Two Guys Comment on the Book I am Reading: How Fascism Works



Reading Hannah Arendt's "Origins of Totalitarianism" led me to start reading Jason Stanley's "How Fascism Works." I happened to be reading the fascism book on a bench in 30th Street Station in Philadelphia. There was a guy napping on the bench opposite me. He woke up, looked at the cover of the book, came over and sat next to me.

He said, "Tell me how that works. Just a quick summary." So I said, "Attack the press, discredit opponents and all history, attack a scapegoat minority and you are on the way." He thanked me.

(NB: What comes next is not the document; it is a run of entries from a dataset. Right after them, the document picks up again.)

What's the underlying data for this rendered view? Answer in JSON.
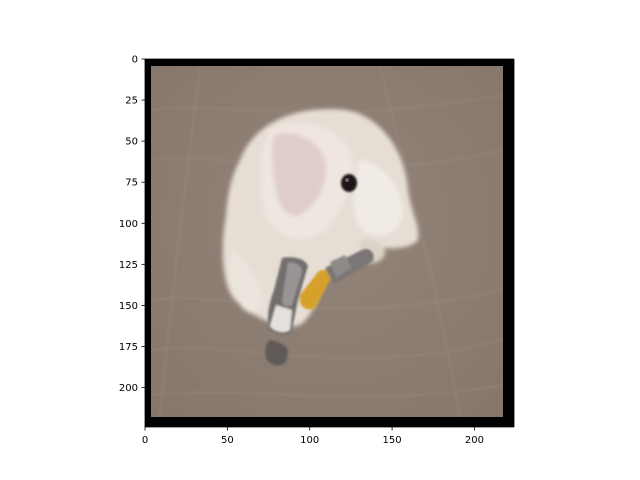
{
  "figure": {
    "image_subject": "fluffy white dog lying on wooden floor with a claw hammer",
    "image_extent": {
      "x": [
        0,
        224
      ],
      "y": [
        0,
        224
      ]
    },
    "colors": {
      "floor": "#8f8178",
      "fur": "#e9e2da",
      "border": "#000000",
      "hammer_handle": "#d6a12a",
      "hammer_head": "#6f6c6c"
    },
    "x_axis": {
      "ticks": [
        "0",
        "50",
        "100",
        "150",
        "200"
      ]
    },
    "y_axis": {
      "ticks": [
        "0",
        "25",
        "50",
        "75",
        "100",
        "125",
        "150",
        "175",
        "200"
      ]
    }
  }
}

Then he said, "My girlfriend told me the FBI said I can't ever call her or see her again in my entire life. I think they have to take me to court or arrest me or something. They wouldn't just tell her. Right?"

I said I don't know much about law, but that sounded right. He kept talking. I went to my train.

On the train, a conductor I see once in a while, a veteran, saw me reading the book and making notes in it. He said, "You are always reading some crazy shit." He laughed and kept checking tickets. When I got off the train, I passed him in the doorway.

"You take care Sarge," he said and started laughing again.



We both served in Cold War mechanized units. We talked about the Cold War a couple of times and how crazy it was that it ended. Once in a while when we were on the same train he would see me studying Ancient Greek or Russian and say, "You are one weird dude."